2. 1099s for mileage: If the mileage you are reimbursing is simply the employee traveling between home and your workplace, it is not a tax-free benefit and your present approach of putting those reimbursements into income is proper. However, if these individuals are W-2 employees, the additional mileage reimbursements for commuting should be added to Form W-2 as additional wages rather than separately reported on a Form 1099. The reimbursement is additional compensation; this will cost both you and the employee more in Social Security taxes.

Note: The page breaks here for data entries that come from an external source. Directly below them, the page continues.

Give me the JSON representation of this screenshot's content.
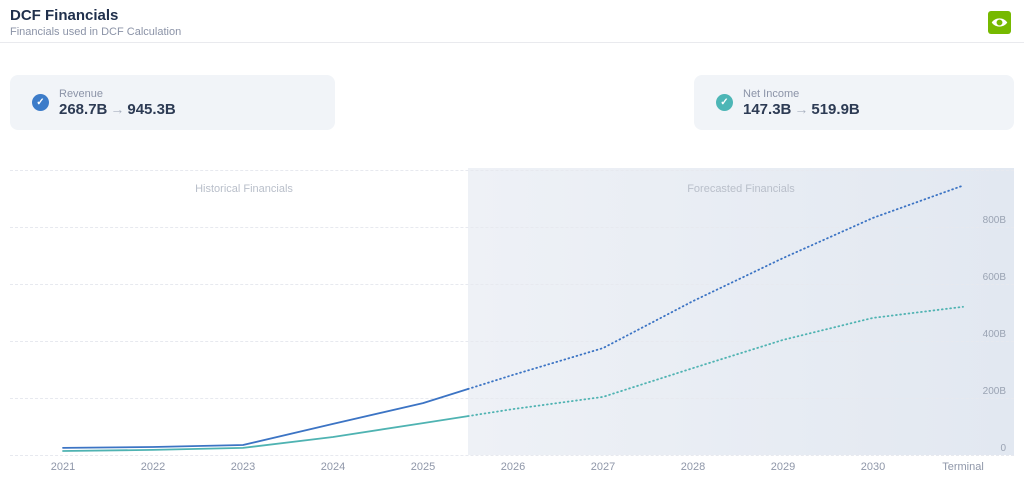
{
  "header": {
    "title": "DCF Financials",
    "subtitle": "Financials used in DCF Calculation",
    "logo": "nvidia-logo",
    "brand_color": "#76b900"
  },
  "metrics": [
    {
      "label": "Revenue",
      "current": "268.7B",
      "arrow": "→",
      "projected": "945.3B",
      "check_color": "#3d7cc9",
      "check_glyph": "✓"
    },
    {
      "label": "Net Income",
      "current": "147.3B",
      "arrow": "→",
      "projected": "519.9B",
      "check_color": "#4db6b6",
      "check_glyph": "✓"
    }
  ],
  "chart_data": {
    "type": "line",
    "title": "DCF Financials",
    "unit": "USD billions",
    "x": [
      "2021",
      "2022",
      "2023",
      "2024",
      "2025",
      "2026",
      "2027",
      "2028",
      "2029",
      "2030",
      "Terminal"
    ],
    "series": [
      {
        "name": "Revenue",
        "color": "#3c74c4",
        "values": [
          25,
          28,
          35,
          109,
          182,
          281,
          375,
          540,
          691,
          832,
          945.3
        ]
      },
      {
        "name": "Net Income",
        "color": "#4fb3b2",
        "values": [
          14,
          18,
          25,
          63,
          112,
          161,
          204,
          305,
          404,
          481,
          519.9
        ]
      }
    ],
    "forecast_start_index": 5,
    "line_style": {
      "historical": "solid",
      "forecast": "dotted"
    },
    "regions": [
      {
        "label": "Historical Financials"
      },
      {
        "label": "Forecasted Financials"
      }
    ],
    "y_ticks": [
      {
        "label": "800B",
        "value": 800
      },
      {
        "label": "600B",
        "value": 600
      },
      {
        "label": "400B",
        "value": 400
      },
      {
        "label": "200B",
        "value": 200
      },
      {
        "label": "0",
        "value": 0
      }
    ],
    "ylim": [
      0,
      1000
    ],
    "grid": "horizontal-dashed",
    "legend_position": "none"
  }
}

However, mileage can be a tax-free reimbursement if it is in connection with duties during their work day that are business-related. If you are reimbursing mileage for your employees to use their vehicle in moving between various farm work locations, it is a tax-free reimbursement. Similarly, if you send them into town for farm parts or supplies, there is no need to treat those reimbursements as income, assuming that you are reimbursing no more the annual IRS mileage rate amount ($.54 per mile for 2016).

3. Work in hog finishing barns: If I understand your situation, the employees work for an LLC involved in some farming activity (e.g. grain production) that takes most of their time. However, on occasion, they work in hog finishing barns, presumably in another entity that you own, such as another LLC or an S corporation. For their labor in the hog barns, you issue a 1099.

Unfortunately, the IRS holds the view that it is only in exceptional and narrow circumstances that an individual can be an employee of the payor for one situation and an independent contractor with respect to that same payor for other services. Presumably, these workers are under your direction and control for both business activities. If so, your risk is that an IRS exam is likely to assert that the hog subcontract work belongs on a W-2. As a result, as the employer you are delinquent with respect to payroll taxes. This is a costly assessment, because the employer is then responsible for both employer and employee Social Security taxes, and also subject to payroll tax delinquency penalties.

Employer vs. independent contractor determinations are not easy questions. All of the facts of the working relationship need to be considered. I would advise visiting with an experienced tax professional who can walk through the factors that the IRS uses in making these determinations, and help you properly categorize your workers' status before the IRS appears and raises financial havoc.